Overview of Data for Sequence Similarity Searches
Data types available for searching
- Sequence reads
These are the individual sequence reads, generally 500-600 bp in
length. The sequence read has chromosome of origin followed by the
shotgun clone id and either "q1c" or "p1c" for either forward or
reverse primer in its name.
- Contig sequences
- Contig sequences represent secondary sequence data, in that
they are the condensation of a number of shotgun reads. Contig
reflect more reliably the finished sequence data because the
depth of coverage of assembled shotgun reads ensures that the
majority of ambiquities are identified and at least partially
resolved. This is not to say that contigs do not contain
insertion and/or deletion events, usually as a conseqeunce of
the algorithim used to create a consensus. Please not, that
currently the Sanger Institute is unable to track contigs
through assembly and therefore, contig id's will change.

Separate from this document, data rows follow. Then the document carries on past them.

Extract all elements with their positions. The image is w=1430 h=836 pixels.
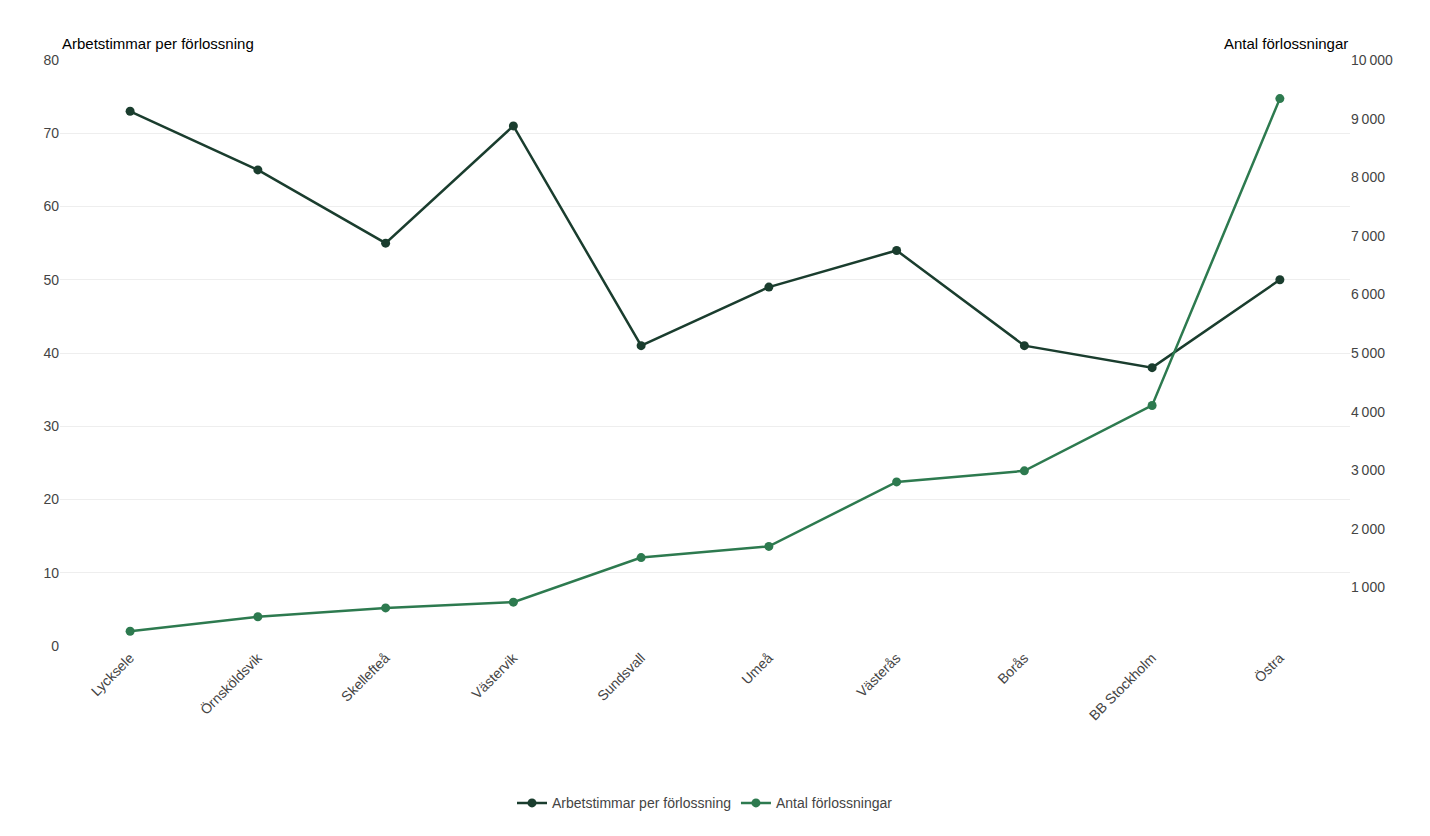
svg-text:Västerås: Västerås xyxy=(853,650,903,700)
svg-text:Västervik: Västervik xyxy=(468,649,521,702)
svg-text:Antal förlossningar: Antal förlossningar xyxy=(776,795,892,811)
svg-text:5 000: 5 000 xyxy=(1351,345,1385,361)
svg-text:10 000: 10 000 xyxy=(1351,52,1393,68)
svg-text:Sundsvall: Sundsvall xyxy=(594,650,648,704)
svg-text:6 000: 6 000 xyxy=(1351,286,1385,302)
svg-text:8 000: 8 000 xyxy=(1351,169,1385,185)
svg-text:Östra: Östra xyxy=(1251,649,1287,685)
svg-text:60: 60 xyxy=(43,198,59,214)
svg-text:Arbetstimmar per förlossning: Arbetstimmar per förlossning xyxy=(62,35,254,52)
svg-text:4 000: 4 000 xyxy=(1351,404,1385,420)
svg-text:3 000: 3 000 xyxy=(1351,462,1385,478)
svg-text:50: 50 xyxy=(43,272,59,288)
svg-text:40: 40 xyxy=(43,345,59,361)
svg-text:BB Stockholm: BB Stockholm xyxy=(1086,650,1159,723)
svg-text:Umeå: Umeå xyxy=(738,650,776,688)
svg-text:Lycksele: Lycksele xyxy=(88,650,138,700)
svg-text:30: 30 xyxy=(43,418,59,434)
svg-text:10: 10 xyxy=(43,565,59,581)
svg-text:20: 20 xyxy=(43,491,59,507)
svg-text:Skellefteå: Skellefteå xyxy=(338,650,393,705)
svg-text:Antal förlossningar: Antal förlossningar xyxy=(1224,35,1348,52)
svg-text:0: 0 xyxy=(51,638,59,654)
svg-text:80: 80 xyxy=(43,52,59,68)
svg-text:1 000: 1 000 xyxy=(1351,579,1385,595)
svg-text:Örnsköldsvik: Örnsköldsvik xyxy=(196,648,265,717)
svg-text:2 000: 2 000 xyxy=(1351,521,1385,537)
svg-text:7 000: 7 000 xyxy=(1351,228,1385,244)
svg-text:9 000: 9 000 xyxy=(1351,111,1385,127)
svg-text:Arbetstimmar per förlossning: Arbetstimmar per förlossning xyxy=(552,795,731,811)
svg-text:Borås: Borås xyxy=(994,650,1031,687)
svg-text:70: 70 xyxy=(43,125,59,141)
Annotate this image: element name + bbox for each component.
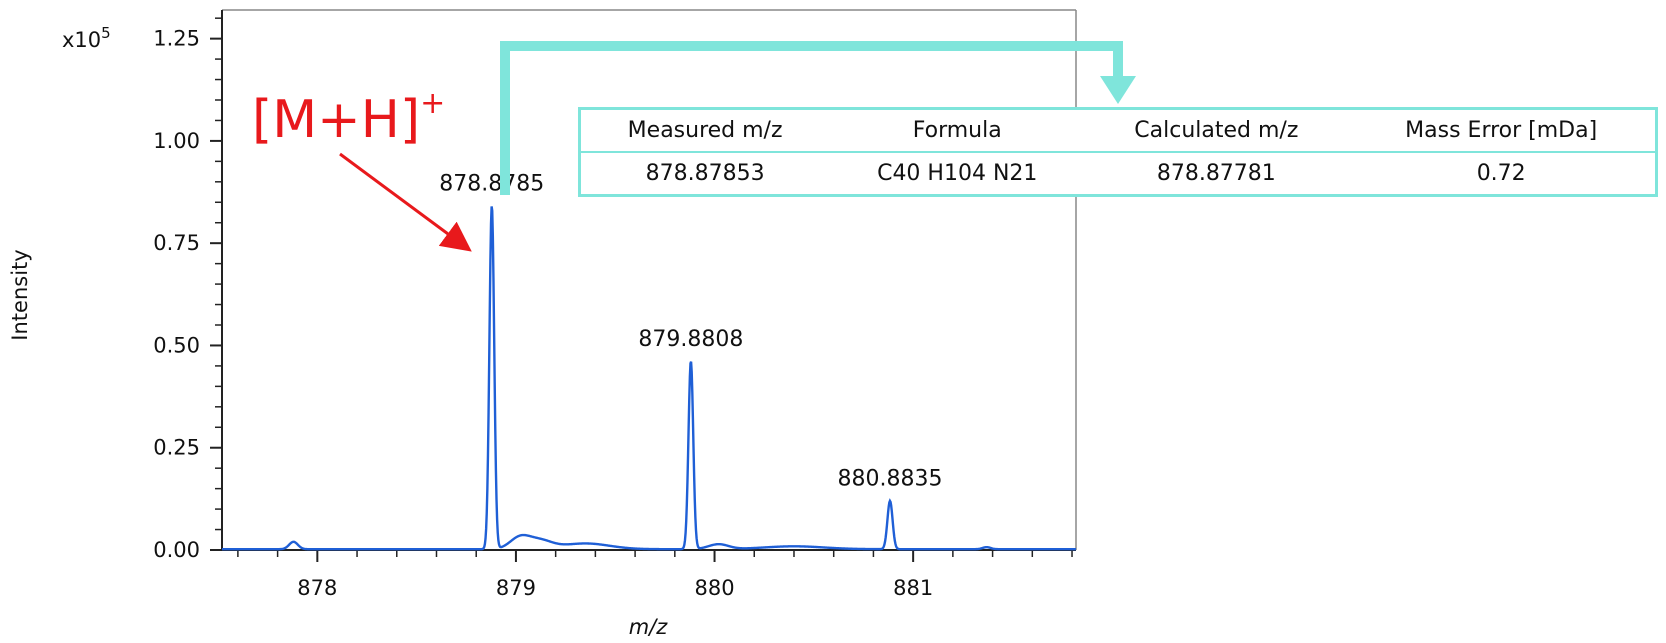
- connector-arrow-head: [1100, 76, 1136, 104]
- header-measured: Measured m/z: [579, 108, 830, 153]
- result-table-header: Measured m/z Formula Calculated m/z Mass…: [579, 108, 1657, 153]
- peak-label: 878.8785: [439, 171, 544, 196]
- y-tick-label: 1.00: [153, 129, 200, 153]
- x-tick-label: 880: [694, 576, 734, 600]
- header-mass-error: Mass Error [mDa]: [1347, 108, 1657, 153]
- y-tick-label: 1.25: [153, 27, 200, 51]
- y-tick-label: 0.50: [153, 333, 200, 357]
- x-tick-label: 878: [297, 576, 337, 600]
- peak-label: 879.8808: [638, 327, 743, 352]
- cell-measured: 878.87853: [645, 161, 765, 186]
- cell-formula: C40 H104 N21: [877, 161, 1038, 186]
- x-axis-title: m/z: [629, 615, 669, 639]
- y-tick-label: 0.00: [153, 538, 200, 562]
- header-calculated: Calculated m/z: [1085, 108, 1348, 153]
- header-formula: Formula: [829, 108, 1086, 153]
- cell-calculated: 878.87781: [1156, 161, 1276, 186]
- cell-mass-error: 0.72: [1476, 161, 1526, 186]
- peak-label: 880.8835: [838, 467, 943, 492]
- ion-label: [M+H]+: [252, 86, 445, 150]
- connector-arrow: [500, 41, 1123, 195]
- spectrum-line: [222, 206, 1076, 551]
- y-axis-title: Intensity: [8, 249, 32, 340]
- x-tick-label: 881: [893, 576, 933, 600]
- y-tick-label: 0.75: [153, 231, 200, 255]
- result-table: Measured m/z Formula Calculated m/z Mass…: [578, 107, 1658, 197]
- table-row: 878.87853 C40 H104 N21 878.87781 0.72: [580, 152, 1657, 196]
- ion-arrow: [339, 152, 472, 252]
- x-tick-label: 879: [496, 576, 536, 600]
- y-tick-label: 0.25: [153, 436, 200, 460]
- y-multiplier: x105: [62, 24, 111, 52]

- Individual contig sequences which are highlighted by Blast
analysis can be retrieved by following the 'Sequence' link in the
returned HTML page.
- If contigs have already been submitted to the HTG section of
public databases, then a link will take you there
- Only contigs greater than 2 kb are present in the Blast
searchable dataset.
- annotated genes and proteins
Annotated and curated tRNA, snRNA, rRNA and protein-coding genes and pseudogenes on
manually annotated chromosomes/contigs available through GeneDB
- automatically predicted gene and peptides
Automatic predictions and analyses of open reading frames and putative protein
products available through GeneDB
- EMBL
All avaliable data with T. brucei listed as organism
submitted to the public databases
- GSS
See here for further detail
- GSS/EST clusters
See here for further detail
Searching data
- Searching the contig database
is the most direct method of searching for a gene. This should be
your initial dataset to search : use BlastN with a homologous DNA
queries to identifying an exact match, TBlastX with paralogous DNA
or DNA from a related species to identify weaker matches. Finally
use TBlastN with a peptide query to match proteins back to the
genomic DNA.
- Searching data available through GeneDB
will allow you to see whether your sequence of interest has
already been annotated and if so, how.
Tips when searching data
- When interpreting the Blast output, remember what query and Blast
type you have been running. BlastN results should essentially be
cut and dry (searching for exact match with a %identity in the
high 90's). Search algorithms such as TBlastX and TBlastN are
matching similarities at the peptide level and hence matches are
likely to be confinded to conserved regions of coding exons. Look
for co-linear matches along the contig sequence.